A história por trás do sucesso de Loony Johnson com o rei do funaná, Zeca Nha Reinalda, mostra que o respeito gera grandes obras.
Tudo começou com um encontro no Festival de Santa Maria. Loony, que sempre aprendeu a respeitar os mais velhos, viu ali a chance de ouro de gravar com um “homem grande” da nossa música.
O mais curioso? A música começou a ser feita por Loony… no telemóvel! Quando o Zeca ouviu, disse logo: “É sucesso“. Mas o toque final veio da mulher do Zeca.

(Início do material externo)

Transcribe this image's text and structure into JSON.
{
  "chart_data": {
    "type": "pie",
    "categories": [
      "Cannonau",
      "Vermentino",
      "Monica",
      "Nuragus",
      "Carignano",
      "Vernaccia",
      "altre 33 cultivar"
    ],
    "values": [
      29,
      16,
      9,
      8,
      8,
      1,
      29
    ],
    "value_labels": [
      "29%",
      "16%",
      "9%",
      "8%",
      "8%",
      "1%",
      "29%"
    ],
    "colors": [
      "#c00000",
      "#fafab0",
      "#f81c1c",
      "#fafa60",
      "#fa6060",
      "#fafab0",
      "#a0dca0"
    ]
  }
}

Ao ouvir o tema, ela disse: “Zeca, keli bu ten ki canta”.
Foi também aí que decidiram mudar o nome; o que ia ser “Homi Bedju” passou a ser o respeitoso “Homi Grandi“. Na história que a letra, Loony canta sobre o seu desejo de estar com a “filha do Zeca” mas faz questão de ir falar diretamente com o pai para pedir a sua bênção e mostrar que as suas intenções são sérias.
Captura de Tela @LoonyJohnson
O Zeca, no papel de pai protetor e “Homi Grandi“, deixa claro que não quer ver a sua filha sofrer e diz ao Loony “ pa fazi si filha xinti sabi”.
É o reviver da tradição cabo-verdiana de “pedir a mão” ou “falar com o pai”, hoje nem tanto, num beat moderno.
E o palpite foi certeiro. A música limpou os CVMA 2019, vencendo como Melhor Videoclipe, Melhor Afrobeat/afrihouse e Melhor Colaboração.
Hoje, o vídeo já conta com quase 10 milhões de visualizações no YouTube. Uma verdadeira lição de como a união entre gerações faz história.